Pokok pikiran Durkheim adalah fakta sosial, Giddens merinci dua makna yang saling berkaitan, dimana fakta-fakta sosial merupakan hal yang eksternal bagi individu. Pertama-tama tiap orang dilahirkan dalam masyarakat yang terus berkembang dan yang telah mempunyai suatu organisasi atau strutur yang pasti serta yang mempengaruhi kepribadiannya. Kedua fakta-fakta sosial merupakan ‘hal yang berada di luar’ bagi seseorang dalam arti bahwa setiap individu manapun, hanyalah merupakan suatu unsur tunggal dari totalitas pola hubungan yang membentuk masyarakat (Giddens, 1986: 108).
Perkembangan ilmu sosial kemudian memperoleh kesempurnaannya setelah tradisi pemikiran Eropa melahirkan determinisme ekonomi atau pertentangan kelas dari Marx, teori teori tindakan dan stratifikasi sosial Weber, dan Fakta sosial dari Durkheim.
Teori konflik sebagian berkembang sebagai reaksi sebagi fungsionalisme struktural dan akibat berbagai kritik. Teori konflik ini berasal dari Simmel. Pada 1950-an dan 1960-an, teori konflik menyediakan alternatif terhadap fungsionalime struktural, tetapi dalam beberapa tahun terakhir telah digantikan oleh berbagai macam teori neo-Marxian. Salah satu kontribusi utama teori konflik adalah meletakkan landasan untuk teori-teori yang lebih memanfaatkan pemikiran Marx. Masalah mendasar dalam teori konflik adalah teori itu tak pernah berhasil memisahkan dirinya dari akar struktural-fungsionalnya. Teori ini lebih merupakan sejenis fungsinalisme struktural yang angkuh ketimbang teori yang benar-benar berpandangan kritis terhadap masyarakatnya.
2.      Karya Ralf Dahrendorf
Seperti fungsionalis, ahli teori konflik beriorientasi ke studi struktur dan intitusi sosial.

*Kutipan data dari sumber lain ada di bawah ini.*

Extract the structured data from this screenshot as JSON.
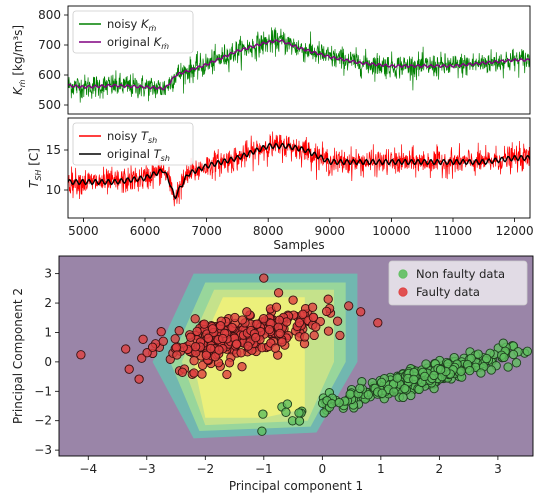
{
  "chart_data": [
    {
      "type": "line",
      "panel": "top",
      "ylabel": "K_ṁ [kg/m³s]",
      "ylabel_parts": {
        "main": "K",
        "sub": "ṁ",
        "unit": "[kg/m³s]"
      },
      "xlim": [
        4750,
        12250
      ],
      "ylim": [
        470,
        830
      ],
      "yticks": [
        500,
        600,
        700,
        800
      ],
      "grid": false,
      "legend_position": "top-left",
      "series": [
        {
          "name": "noisy Kṁ",
          "name_parts": {
            "prefix": "noisy ",
            "var": "K",
            "sub": "ṁ"
          },
          "color": "#008000",
          "noise_amplitude": 45,
          "x": [
            4750,
            5000,
            5500,
            6000,
            6300,
            6350,
            6500,
            7000,
            7500,
            8000,
            8200,
            8500,
            9000,
            9500,
            10000,
            10500,
            11000,
            11500,
            12000,
            12250
          ],
          "y": [
            565,
            560,
            565,
            560,
            555,
            560,
            600,
            635,
            680,
            710,
            715,
            690,
            660,
            640,
            630,
            630,
            630,
            640,
            650,
            650
          ]
        },
        {
          "name": "original Kṁ",
          "name_parts": {
            "prefix": "original ",
            "var": "K",
            "sub": "ṁ"
          },
          "color": "#800080",
          "noise_amplitude": 4,
          "x": [
            4750,
            5000,
            5500,
            6000,
            6300,
            6350,
            6500,
            7000,
            7500,
            8000,
            8200,
            8500,
            9000,
            9500,
            10000,
            10500,
            11000,
            11500,
            12000,
            12250
          ],
          "y": [
            565,
            560,
            565,
            560,
            555,
            560,
            600,
            635,
            680,
            710,
            715,
            690,
            660,
            640,
            630,
            630,
            630,
            640,
            650,
            650
          ]
        }
      ]
    },
    {
      "type": "line",
      "panel": "middle",
      "xlabel": "Samples",
      "ylabel": "T_SH [C]",
      "ylabel_parts": {
        "main": "T",
        "sub": "SH",
        "unit": "[C]"
      },
      "xlim": [
        4750,
        12250
      ],
      "ylim": [
        6.5,
        19
      ],
      "xticks": [
        5000,
        6000,
        7000,
        8000,
        9000,
        10000,
        11000,
        12000
      ],
      "yticks": [
        10,
        15
      ],
      "grid": false,
      "legend_position": "top-left",
      "series": [
        {
          "name": "noisy Tsh",
          "name_parts": {
            "prefix": "noisy ",
            "var": "T",
            "sub": "sh"
          },
          "color": "#ff0000",
          "noise_amplitude": 1.8,
          "x": [
            4750,
            5000,
            5500,
            6000,
            6300,
            6400,
            6480,
            6550,
            6700,
            7000,
            7500,
            8000,
            8300,
            8600,
            9000,
            9500,
            10000,
            10500,
            11000,
            11500,
            12000,
            12250
          ],
          "y": [
            11,
            11,
            11,
            11.5,
            12.5,
            11,
            9,
            10,
            12,
            13,
            14,
            15.5,
            15.5,
            15,
            13.5,
            13.5,
            13.5,
            13.5,
            13.5,
            13.5,
            14,
            14
          ]
        },
        {
          "name": "original Tsh",
          "name_parts": {
            "prefix": "original ",
            "var": "T",
            "sub": "sh"
          },
          "color": "#000000",
          "noise_amplitude": 0.3,
          "x": [
            4750,
            5000,
            5500,
            6000,
            6300,
            6400,
            6480,
            6550,
            6700,
            7000,
            7500,
            8000,
            8300,
            8600,
            9000,
            9500,
            10000,
            10500,
            11000,
            11500,
            12000,
            12250
          ],
          "y": [
            11,
            11,
            11,
            11.5,
            12.5,
            11,
            9,
            10,
            12,
            13,
            14,
            15.5,
            15.5,
            15,
            13.5,
            13.5,
            13.5,
            13.5,
            13.5,
            13.5,
            14,
            14
          ]
        }
      ]
    },
    {
      "type": "scatter",
      "panel": "bottom",
      "xlabel": "Principal component 1",
      "ylabel": "Principal Component 2",
      "xlim": [
        -4.5,
        3.6
      ],
      "ylim": [
        -3.2,
        3.6
      ],
      "xticks": [
        -4,
        -3,
        -2,
        -1,
        0,
        1,
        2,
        3
      ],
      "yticks": [
        -3,
        -2,
        -1,
        0,
        1,
        2,
        3
      ],
      "grid": false,
      "legend_position": "top-right",
      "background_color": "#9a85a8",
      "decision_region": {
        "colors": [
          "#6fb9b0",
          "#9ad79a",
          "#c7e38a",
          "#eef07a"
        ],
        "levels": [
          [
            [
              -2.9,
              0.0
            ],
            [
              -2.2,
              3.0
            ],
            [
              0.6,
              3.0
            ],
            [
              0.6,
              0.0
            ],
            [
              -0.1,
              -2.4
            ],
            [
              -2.2,
              -2.6
            ]
          ],
          [
            [
              -2.6,
              0.0
            ],
            [
              -2.0,
              2.7
            ],
            [
              0.4,
              2.7
            ],
            [
              0.4,
              0.0
            ],
            [
              -0.2,
              -2.2
            ],
            [
              -2.1,
              -2.35
            ]
          ],
          [
            [
              -2.4,
              0.0
            ],
            [
              -1.85,
              2.45
            ],
            [
              0.2,
              2.45
            ],
            [
              0.2,
              0.0
            ],
            [
              -0.25,
              -2.0
            ],
            [
              -2.0,
              -2.15
            ]
          ],
          [
            [
              -2.2,
              0.0
            ],
            [
              -1.7,
              2.2
            ],
            [
              -0.3,
              2.2
            ],
            [
              -0.3,
              -1.6
            ],
            [
              -1.0,
              -1.9
            ],
            [
              -2.0,
              -1.9
            ]
          ]
        ]
      },
      "series": [
        {
          "name": "Non faulty data",
          "color": "#5fbf5f",
          "edgecolor": "#1f3f1f",
          "cluster": {
            "center": [
              1.6,
              -0.6
            ],
            "slope": 0.55,
            "spread_along": 0.95,
            "spread_across": 0.18,
            "n": 320
          }
        },
        {
          "name": "Faulty data",
          "color": "#e04040",
          "edgecolor": "#3a1010",
          "cluster": {
            "center": [
              -1.4,
              0.9
            ],
            "slope": 0.55,
            "spread_along": 0.8,
            "spread_across": 0.35,
            "n": 300
          },
          "outliers": [
            [
              -3.3,
              -0.25
            ],
            [
              -2.9,
              0.5
            ],
            [
              -1.0,
              2.85
            ],
            [
              -0.3,
              0.85
            ],
            [
              0.3,
              0.9
            ],
            [
              -0.5,
              2.1
            ]
          ]
        }
      ]
    }
  ]
}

Sedikit sekali pemikiran teori ini yang berlawanan secara langsung dengan pendirian fungsionalis. Antitesis terbaiknya ditunjukkan oleh karya Dahrendorf, pendirian teori konflik dan teori fungsional disejajarkan. Dahrendorf adalah tokoh utama yang berpendirian bahwa masyarakat mempunyai dua wajah (konflik dan konsensus) dan karena itu teori sosiologi harus dibagi menjadi dua bagian: teori konflik dan teori konsesus. Teoritisi konsesus harus menguji nilai integrasi dalam masyarakat dan teoritisi konflik harus menguji konflik kepentingan dan penggunaan kekerasan yang mengikat masyarakat bersama di hadapan tekanan itu. Dahrendorf mengakui bahwa masyarakat takkan ada tanpa konsesus dan konflik yang menjadi persyaratan satu sama lain. Jadi, kita tak akan punya konflik kecuali ada konsesus sebelumnya.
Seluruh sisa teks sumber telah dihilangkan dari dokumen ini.